Banking competition will be more customer-focused than ever. The banks have had their hand forced with consumer-friendly legal changes to the banking industry. A flow-on effect is that consumers will shift to the most competitive deals more than ever simply. Consumers — once shackled but not necessarily loyal — will find that bank competition will become ever more furious as banks must meet their needs to survive. The ultimate winner is yours truly.

Tips to take advantage of the reforms change around direct debits:

  • Go to to compare savings accounts and transaction accounts
  • open your new account
  • ask your bank to transfer your direct credits and debits
  • ask your bank what transactions you will need to manually transfer such as BPAY payments
  • keep your account open until you're sure all your payments have been switched over
  • close your old account to spare yourself needless fees

Switching bank accounts is easy. Don't stay with the bank you've always been with if there is a better account on the market.

What's next?

All of these changes will come into affect during the middle of the year, and whilst many lenders are complaining about being victimised by the Government's stricter stance on lending, surely they only have themselves to blame.

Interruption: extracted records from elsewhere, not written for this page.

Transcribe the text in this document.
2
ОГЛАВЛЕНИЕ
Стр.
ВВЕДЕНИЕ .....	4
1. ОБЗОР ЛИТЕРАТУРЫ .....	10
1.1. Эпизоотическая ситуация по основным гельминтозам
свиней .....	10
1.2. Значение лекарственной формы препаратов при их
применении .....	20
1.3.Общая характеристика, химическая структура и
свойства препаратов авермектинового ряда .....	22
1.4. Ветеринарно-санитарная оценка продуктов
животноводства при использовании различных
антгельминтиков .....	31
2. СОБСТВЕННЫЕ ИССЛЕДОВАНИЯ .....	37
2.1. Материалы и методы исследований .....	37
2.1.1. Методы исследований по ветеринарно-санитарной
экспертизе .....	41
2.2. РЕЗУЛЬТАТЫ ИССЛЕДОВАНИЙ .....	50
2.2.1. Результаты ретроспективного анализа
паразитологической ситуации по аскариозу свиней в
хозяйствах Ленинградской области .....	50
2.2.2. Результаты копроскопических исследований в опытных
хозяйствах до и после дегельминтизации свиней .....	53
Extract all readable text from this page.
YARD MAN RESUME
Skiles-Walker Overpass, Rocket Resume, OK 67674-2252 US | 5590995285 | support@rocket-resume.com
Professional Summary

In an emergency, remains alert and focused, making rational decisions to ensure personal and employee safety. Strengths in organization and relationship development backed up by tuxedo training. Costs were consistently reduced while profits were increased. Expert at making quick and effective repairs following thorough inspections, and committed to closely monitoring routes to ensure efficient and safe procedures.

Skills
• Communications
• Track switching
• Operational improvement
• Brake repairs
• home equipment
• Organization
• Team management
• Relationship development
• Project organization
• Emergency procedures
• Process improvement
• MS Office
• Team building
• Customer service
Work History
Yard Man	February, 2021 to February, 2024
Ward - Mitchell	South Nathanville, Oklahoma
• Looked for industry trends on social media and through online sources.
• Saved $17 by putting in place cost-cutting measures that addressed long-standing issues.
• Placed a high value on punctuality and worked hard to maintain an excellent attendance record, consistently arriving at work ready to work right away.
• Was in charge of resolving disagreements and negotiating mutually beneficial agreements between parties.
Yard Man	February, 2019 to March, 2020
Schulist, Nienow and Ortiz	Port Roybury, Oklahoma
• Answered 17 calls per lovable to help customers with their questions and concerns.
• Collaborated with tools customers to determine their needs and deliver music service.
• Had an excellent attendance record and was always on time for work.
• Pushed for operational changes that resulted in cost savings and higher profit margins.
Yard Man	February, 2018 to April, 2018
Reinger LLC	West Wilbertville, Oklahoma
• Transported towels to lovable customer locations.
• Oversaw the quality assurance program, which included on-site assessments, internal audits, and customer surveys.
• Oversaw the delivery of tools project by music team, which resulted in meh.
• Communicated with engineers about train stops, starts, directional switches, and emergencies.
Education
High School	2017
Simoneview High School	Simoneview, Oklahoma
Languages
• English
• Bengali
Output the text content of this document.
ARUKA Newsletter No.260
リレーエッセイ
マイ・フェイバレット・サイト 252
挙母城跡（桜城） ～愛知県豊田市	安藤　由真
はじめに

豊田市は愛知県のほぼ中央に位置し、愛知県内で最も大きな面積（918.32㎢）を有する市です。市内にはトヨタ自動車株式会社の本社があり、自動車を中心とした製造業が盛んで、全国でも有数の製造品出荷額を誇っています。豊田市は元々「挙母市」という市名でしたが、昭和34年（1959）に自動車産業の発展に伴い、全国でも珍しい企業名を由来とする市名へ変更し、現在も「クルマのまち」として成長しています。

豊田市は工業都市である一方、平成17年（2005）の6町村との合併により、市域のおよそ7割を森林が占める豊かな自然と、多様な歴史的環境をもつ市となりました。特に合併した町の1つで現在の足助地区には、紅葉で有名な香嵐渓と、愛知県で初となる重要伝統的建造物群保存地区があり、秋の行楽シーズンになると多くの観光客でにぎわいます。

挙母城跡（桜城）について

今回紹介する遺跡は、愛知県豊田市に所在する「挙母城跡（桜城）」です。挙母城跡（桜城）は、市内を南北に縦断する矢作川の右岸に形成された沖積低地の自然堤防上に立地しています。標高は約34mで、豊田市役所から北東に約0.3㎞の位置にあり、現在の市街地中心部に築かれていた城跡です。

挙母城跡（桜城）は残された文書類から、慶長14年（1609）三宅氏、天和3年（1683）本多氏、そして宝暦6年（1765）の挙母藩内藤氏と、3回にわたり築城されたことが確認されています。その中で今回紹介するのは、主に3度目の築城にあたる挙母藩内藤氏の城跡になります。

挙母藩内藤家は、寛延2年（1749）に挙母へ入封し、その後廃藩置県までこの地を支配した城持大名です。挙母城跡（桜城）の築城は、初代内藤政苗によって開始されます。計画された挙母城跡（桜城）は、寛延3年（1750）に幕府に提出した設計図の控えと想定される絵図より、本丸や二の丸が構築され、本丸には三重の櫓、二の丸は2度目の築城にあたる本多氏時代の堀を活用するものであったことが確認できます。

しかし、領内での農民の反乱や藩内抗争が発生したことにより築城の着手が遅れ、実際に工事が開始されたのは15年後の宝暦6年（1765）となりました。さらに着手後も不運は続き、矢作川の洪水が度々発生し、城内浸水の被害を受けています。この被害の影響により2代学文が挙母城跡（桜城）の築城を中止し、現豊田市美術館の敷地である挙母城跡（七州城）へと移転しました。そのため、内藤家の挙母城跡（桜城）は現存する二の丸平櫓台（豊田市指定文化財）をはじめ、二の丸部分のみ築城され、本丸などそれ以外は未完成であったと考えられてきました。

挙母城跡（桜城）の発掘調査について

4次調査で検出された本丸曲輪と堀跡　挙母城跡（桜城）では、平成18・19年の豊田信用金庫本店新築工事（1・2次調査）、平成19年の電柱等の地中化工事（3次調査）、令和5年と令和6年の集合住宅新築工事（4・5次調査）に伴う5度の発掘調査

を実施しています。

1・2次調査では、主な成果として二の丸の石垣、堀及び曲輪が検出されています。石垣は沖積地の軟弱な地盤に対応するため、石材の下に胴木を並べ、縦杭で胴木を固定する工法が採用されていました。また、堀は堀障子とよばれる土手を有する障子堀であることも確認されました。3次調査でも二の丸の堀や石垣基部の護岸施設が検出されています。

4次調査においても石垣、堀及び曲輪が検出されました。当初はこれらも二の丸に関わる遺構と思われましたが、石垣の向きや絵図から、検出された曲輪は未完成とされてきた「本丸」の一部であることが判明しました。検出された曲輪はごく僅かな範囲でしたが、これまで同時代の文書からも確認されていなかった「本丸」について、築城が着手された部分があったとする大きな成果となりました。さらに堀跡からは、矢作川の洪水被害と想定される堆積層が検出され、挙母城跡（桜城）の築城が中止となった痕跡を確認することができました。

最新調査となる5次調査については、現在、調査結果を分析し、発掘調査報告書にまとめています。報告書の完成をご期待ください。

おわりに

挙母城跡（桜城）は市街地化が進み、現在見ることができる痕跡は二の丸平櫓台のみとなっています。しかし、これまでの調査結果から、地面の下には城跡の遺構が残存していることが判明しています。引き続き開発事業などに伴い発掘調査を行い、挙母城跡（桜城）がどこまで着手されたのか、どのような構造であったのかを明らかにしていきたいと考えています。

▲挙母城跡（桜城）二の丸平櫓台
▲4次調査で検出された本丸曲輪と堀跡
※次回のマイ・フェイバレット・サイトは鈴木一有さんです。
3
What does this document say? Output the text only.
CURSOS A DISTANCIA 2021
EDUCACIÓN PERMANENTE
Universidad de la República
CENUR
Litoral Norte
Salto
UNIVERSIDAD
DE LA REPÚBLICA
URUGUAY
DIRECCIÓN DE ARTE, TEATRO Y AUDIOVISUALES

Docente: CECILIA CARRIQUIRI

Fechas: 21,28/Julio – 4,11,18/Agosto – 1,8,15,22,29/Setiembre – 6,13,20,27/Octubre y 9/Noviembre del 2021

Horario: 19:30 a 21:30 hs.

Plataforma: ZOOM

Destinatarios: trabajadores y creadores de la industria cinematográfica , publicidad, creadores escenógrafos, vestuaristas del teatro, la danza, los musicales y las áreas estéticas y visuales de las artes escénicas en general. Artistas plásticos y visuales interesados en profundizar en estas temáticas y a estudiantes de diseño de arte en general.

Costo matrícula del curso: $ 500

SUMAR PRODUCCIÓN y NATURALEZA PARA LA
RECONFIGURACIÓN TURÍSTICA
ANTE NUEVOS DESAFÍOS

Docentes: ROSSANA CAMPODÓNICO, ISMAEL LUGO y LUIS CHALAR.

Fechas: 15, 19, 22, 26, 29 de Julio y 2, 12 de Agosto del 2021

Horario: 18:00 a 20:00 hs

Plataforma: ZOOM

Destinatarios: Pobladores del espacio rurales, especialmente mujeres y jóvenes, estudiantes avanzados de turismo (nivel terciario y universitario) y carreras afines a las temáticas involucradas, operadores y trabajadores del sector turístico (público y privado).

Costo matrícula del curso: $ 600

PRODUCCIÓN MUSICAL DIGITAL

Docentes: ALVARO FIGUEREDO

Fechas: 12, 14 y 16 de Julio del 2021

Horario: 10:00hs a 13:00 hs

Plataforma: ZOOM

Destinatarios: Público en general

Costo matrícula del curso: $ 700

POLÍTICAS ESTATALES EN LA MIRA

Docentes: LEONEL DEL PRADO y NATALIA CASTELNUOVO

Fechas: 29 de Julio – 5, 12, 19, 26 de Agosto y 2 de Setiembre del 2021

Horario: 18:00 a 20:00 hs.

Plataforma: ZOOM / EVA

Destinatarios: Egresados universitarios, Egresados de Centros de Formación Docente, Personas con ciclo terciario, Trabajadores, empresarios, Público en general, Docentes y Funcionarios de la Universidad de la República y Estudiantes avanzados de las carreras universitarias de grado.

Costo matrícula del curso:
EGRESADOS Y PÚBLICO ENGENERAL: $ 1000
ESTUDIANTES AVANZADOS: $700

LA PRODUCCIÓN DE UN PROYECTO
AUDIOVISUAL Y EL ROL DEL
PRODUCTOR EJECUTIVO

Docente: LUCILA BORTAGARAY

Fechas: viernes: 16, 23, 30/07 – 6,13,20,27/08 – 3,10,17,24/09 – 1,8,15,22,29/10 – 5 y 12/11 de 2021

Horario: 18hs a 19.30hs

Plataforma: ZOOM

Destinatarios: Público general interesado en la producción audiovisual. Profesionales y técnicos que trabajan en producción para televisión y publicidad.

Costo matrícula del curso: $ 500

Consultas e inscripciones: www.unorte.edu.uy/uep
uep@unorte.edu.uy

In recent years more and more people have been enticed into debt, and although it's the consumer that goes into a store and pulls out their card, the lenders have to take some of the responsibility themselves.

Tactics such as increasing customers credit limits and offering sudden low rates on purchases do nothing but promote reckless spending, and it's been the tax paying nation who have had to pick up the tab.

Will these new reforms do much to stem the rising credit card debt crisis?

Unfortunately, there will always be those who borrow more than they can afford to pay back, and there will always be those who spend before they think. What these new credit card regulations may do is protect those who do really want to stay out of debt, from the tempting apple of credit.